U.S. children continue to gain weight
ATLANTA, Georgia (CNN) -- - Children and teenagers in the United States are heavier than ever and the trend shows no signs of stopping, according to data released Monday by the Centers for Disease Control and Prevention (CDC).
Thirteen percent of children ages 6 - 11 were overweight in a 1999 national survey, compared to 11 percent in a survey done between 1988 and 1994. Among adolescents ages 12-19, 14 percent were overweight in 1999 -- an increase of 3 percent compared to the earlier survey.
Over the last few years, public health officials have become alarmed at the number of overweight children.

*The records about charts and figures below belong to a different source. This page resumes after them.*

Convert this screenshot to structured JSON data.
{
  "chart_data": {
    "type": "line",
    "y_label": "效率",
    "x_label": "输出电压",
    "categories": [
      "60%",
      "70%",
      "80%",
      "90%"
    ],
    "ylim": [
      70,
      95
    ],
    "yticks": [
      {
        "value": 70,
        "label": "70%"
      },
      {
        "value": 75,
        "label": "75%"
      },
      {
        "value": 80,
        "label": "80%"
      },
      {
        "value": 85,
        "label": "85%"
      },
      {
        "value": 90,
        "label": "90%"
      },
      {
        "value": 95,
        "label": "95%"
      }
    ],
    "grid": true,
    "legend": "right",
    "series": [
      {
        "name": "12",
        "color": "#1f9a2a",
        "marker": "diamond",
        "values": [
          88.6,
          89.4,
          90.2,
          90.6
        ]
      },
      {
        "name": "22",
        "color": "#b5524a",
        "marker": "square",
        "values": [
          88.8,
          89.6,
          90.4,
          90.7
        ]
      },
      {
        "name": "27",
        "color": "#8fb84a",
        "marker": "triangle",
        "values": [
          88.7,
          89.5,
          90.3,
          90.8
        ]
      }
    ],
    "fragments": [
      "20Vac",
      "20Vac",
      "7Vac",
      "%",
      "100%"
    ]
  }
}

"Overweight children are at risk for cardiovascular diseases, diabetes and other health problems," said Dr. Jeffrey Koplan, director of the CDC. "They're part of an epidemic of overweight and obesity that must be addressed so that they can lead healthier lives."
The surveys are part of the National Health and Nutrition Examination Survey (NHANES), which the CDC's National Center for Health Statistics (NCHS) started conducting in the early 1960s.
The survey defined overweight as having a Body Mass Index (BMI) above the 95th percentile. BMI is a ratio of weight to height.
"It's worth noting that before 1988, the figures were basically flat for both kids and adults," according to Jeff Lancashire, a spokesman for the National Center for Health Statistics. "There was very little change over the first two decades we conducted the surveys."
Between 1963 and 1980, the percentage of children who were overweight was approximately 7 percent in the 6-11 age group and around 5 percent in the 12-to-19 category. In the NHANES study from 1988-1994, the percentage of overweight children jumped to 11 percent in both age groups. The newest data released today are "now showing a continual climb," according to Lancashire.
He added that the 1999 data are still very preliminary and need to be broken down into demographics.